When you think of a judge, many things probably come to mind. The blow of the gavel. Long, flowing tunics. Maybe one of those people from The Voice. They come in all shapes and sizes.

There are judges in every county in Texas. But in each county in Texas there is only one county judge.

This judge is a holdover from the frontier colonial government that has evolved in different ways in different corners of the state. They don’t preside over court cases like a Supreme Court justice or Judge Judy. And the position is arguably not as prominent as that of mayor or governor. But they have a lot of power, so here we explain what they do.

What is the job of a county judge?

The county judge is practically the mayor’s counterpart. They facilitate county government in the same way that a mayor runs city government. They coordinate emergency response in times of trouble. They collect taxes.

They don’t have a mallet. I’m sorry. They cannot preside over a court, but can marry someone

Travis County Judge Andy Brown has been at the top of county government since 2020. He presides over Travis County Commissioners Court meetings most Tuesdays and Thursdays.

He helps craft the county’s budget, which is comparatively smaller than that of the city of Austin. The city of Austin’s budget was more than $5 billion last year, compared to Travis County’s, which was $1.3 billion..

And he, along with the commissioners, set a property tax rate for the county, as does the city, although the city’s is also higher.

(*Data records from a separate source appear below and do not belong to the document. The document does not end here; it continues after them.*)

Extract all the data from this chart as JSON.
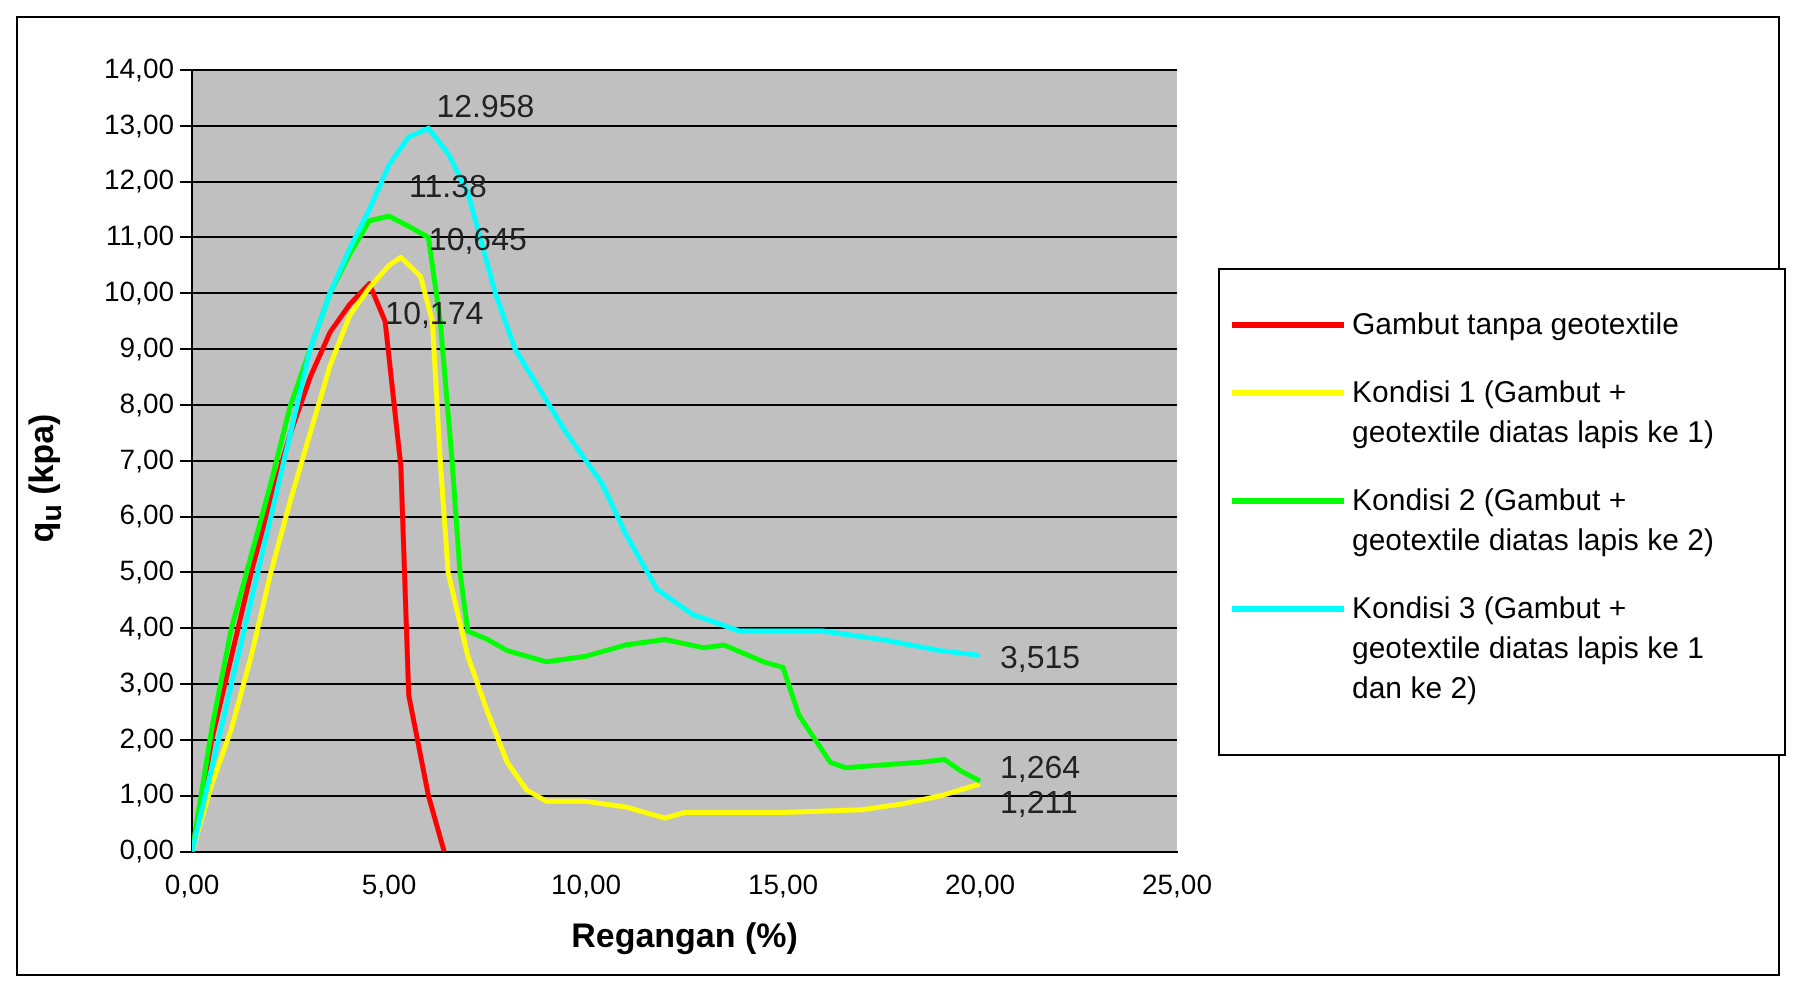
{
  "chart_data": {
    "type": "line",
    "xlabel": "Regangan (%)",
    "ylabel": "q$_{u}$ (kpa)",
    "xlim": [
      0,
      25
    ],
    "xticks": [
      {
        "value": 0,
        "label": "0,00"
      },
      {
        "value": 5,
        "label": "5,00"
      },
      {
        "value": 10,
        "label": "10,00"
      },
      {
        "value": 15,
        "label": "15,00"
      },
      {
        "value": 20,
        "label": "20,00"
      },
      {
        "value": 25,
        "label": "25,00"
      }
    ],
    "ylim": [
      0,
      14
    ],
    "yticks": [
      {
        "value": 0,
        "label": "0,00"
      },
      {
        "value": 1,
        "label": "1,00"
      },
      {
        "value": 2,
        "label": "2,00"
      },
      {
        "value": 3,
        "label": "3,00"
      },
      {
        "value": 4,
        "label": "4,00"
      },
      {
        "value": 5,
        "label": "5,00"
      },
      {
        "value": 6,
        "label": "6,00"
      },
      {
        "value": 7,
        "label": "7,00"
      },
      {
        "value": 8,
        "label": "8,00"
      },
      {
        "value": 9,
        "label": "9,00"
      },
      {
        "value": 10,
        "label": "10,00"
      },
      {
        "value": 11,
        "label": "11,00"
      },
      {
        "value": 12,
        "label": "12,00"
      },
      {
        "value": 13,
        "label": "13,00"
      },
      {
        "value": 14,
        "label": "14,00"
      }
    ],
    "grid": "y",
    "legend": "right",
    "marker": "none",
    "line_style": "solid",
    "series": [
      {
        "name": "Gambut tanpa geotextile",
        "color": "#ff0000",
        "x": [
          0,
          0.5,
          1,
          1.5,
          2,
          2.5,
          3,
          3.5,
          4,
          4.5,
          4.9,
          5.3,
          5.5,
          6,
          6.4
        ],
        "values": [
          0,
          2,
          3.5,
          5,
          6.3,
          7.5,
          8.5,
          9.3,
          9.8,
          10.174,
          9.5,
          6.9,
          2.8,
          1,
          0
        ]
      },
      {
        "name": "Kondisi 1 (Gambut + geotextile diatas lapis ke 1)",
        "color": "#ffff00",
        "x": [
          0,
          0.5,
          1,
          1.5,
          2,
          2.5,
          3,
          3.5,
          4,
          4.5,
          5,
          5.3,
          5.8,
          6.1,
          6.3,
          6.5,
          7,
          7.5,
          8,
          8.5,
          9,
          10,
          11,
          12,
          12.5,
          15,
          17,
          18,
          19,
          20
        ],
        "values": [
          0,
          1.2,
          2.2,
          3.5,
          5,
          6.3,
          7.5,
          8.7,
          9.6,
          10.1,
          10.5,
          10.645,
          10.3,
          9.5,
          7,
          5,
          3.5,
          2.5,
          1.6,
          1.1,
          0.9,
          0.9,
          0.8,
          0.6,
          0.7,
          0.7,
          0.75,
          0.85,
          1,
          1.211
        ]
      },
      {
        "name": "Kondisi 2 (Gambut + geotextile diatas lapis ke 2)",
        "color": "#00ff00",
        "x": [
          0,
          0.5,
          1,
          1.5,
          2,
          2.5,
          3,
          3.5,
          4,
          4.5,
          5,
          5.5,
          6,
          6.3,
          6.6,
          6.8,
          7,
          7.5,
          8,
          9,
          10,
          11,
          12,
          13,
          13.5,
          14.5,
          15,
          15.4,
          16.2,
          16.6,
          17.5,
          18.5,
          19.1,
          19.5,
          20
        ],
        "values": [
          0,
          2.2,
          4,
          5.3,
          6.6,
          8,
          9,
          10,
          10.7,
          11.3,
          11.38,
          11.2,
          11,
          9.5,
          7,
          5,
          3.95,
          3.8,
          3.6,
          3.4,
          3.5,
          3.7,
          3.8,
          3.65,
          3.7,
          3.4,
          3.3,
          2.45,
          1.6,
          1.5,
          1.55,
          1.6,
          1.65,
          1.45,
          1.264
        ]
      },
      {
        "name": "Kondisi 3 (Gambut + geotextile diatas lapis ke 1 dan ke 2)",
        "color": "#00ffff",
        "x": [
          0,
          0.5,
          1,
          1.5,
          2,
          2.5,
          3,
          3.5,
          4,
          4.5,
          5,
          5.5,
          6,
          6.5,
          7,
          7.7,
          8.2,
          9.5,
          10.4,
          11,
          11.8,
          12.7,
          13.9,
          16,
          17.5,
          19,
          20
        ],
        "values": [
          0,
          1.5,
          3,
          4.5,
          6,
          7.5,
          9,
          10,
          10.8,
          11.5,
          12.3,
          12.8,
          12.958,
          12.5,
          11.8,
          10,
          9,
          7.5,
          6.6,
          5.7,
          4.7,
          4.25,
          3.95,
          3.95,
          3.8,
          3.6,
          3.515
        ]
      }
    ],
    "annotations": [
      {
        "text": "12.958",
        "x": 6,
        "y": 12.958
      },
      {
        "text": "11.38",
        "x": 5,
        "y": 11.38
      },
      {
        "text": "10,645",
        "x": 5.3,
        "y": 10.645
      },
      {
        "text": "10,174",
        "x": 4.5,
        "y": 10.174
      },
      {
        "text": "3,515",
        "x": 20,
        "y": 3.515
      },
      {
        "text": "1,264",
        "x": 20,
        "y": 1.264
      },
      {
        "text": "1,211",
        "x": 20,
        "y": 1.211
      }
    ]
  }
}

So the position is quite similar to that of a mayor?

Well, no.

The county has some responsibilities that the city doesn’t necessarily have to deal with. That is, Judge Brown is a kind of contact person for other governments: federal, state and local.

Brown says the pandemic illustrated this. Depending on state law, it could issue disaster declarations, which allow a jurisdiction to request financial assistance or resources or even disaster response.

But the governor also has that power. During COVID, Gov. Greg Abbott’s orders replaced Brown’s, while Brown’s ordered the city of Austin’s in that layered hierarchy, Brown said.

“In COVID, there was this strange interaction between the governor and I where I was ordering things and (then-Mayor of Austin), Adler, at the time was ordering things about trying to keep people healthy and the governor didn’t agree “, said. “So he sued me twice saying he didn’t have the power to do the things he was trying to do. So there’s an interesting dynamic.”

Unlike Austin’s mayor, county judge is a partisan position. Brown is a Democrat, Abbott is a Republican, so there is a bit of politics to play in the role.

What other responsibilities does this judge have?

Well, the biggest liability in Travis County, at least from a budget standpoint, is the county jail, Brown said.

“Our jail is currently the largest spending item in county government, and it is also the largest mental health facility in the county,” he said. “Both of those things are not excellent.”

And that’s part of the reason he ran for this position. He wanted to build what’s called a diversion center, a place where people with unmet mental health needs can go, instead of a jail. His effort will require some political wrangling. But it also requires a lot of coordination with federal, state and local governments.

But unlike COVID, Brown hopes the diversion center will be one of the rare issues that unites the local Democrats and Republicans who control the Legislature. Keeping people locked up is expensive, Brown said, so reducing the prison population could appeal to the typically budget-conscious Republican Party.

“It’s, again, one of those things where everyone from me to the Texas Legislature… we all agree that this is something we need to do,” he said. “And I think we need to build the gold standard of a diversion center here in Travis County because it affects a lot of things.”

Part of that will require some marshalling of federal, state and local resources. In a nutshell, that’s what a county judge does: he coordinates resources and helps manage implementation.

That job is trickier in some smaller, rural Texas counties without the fiscal wealth of larger ones.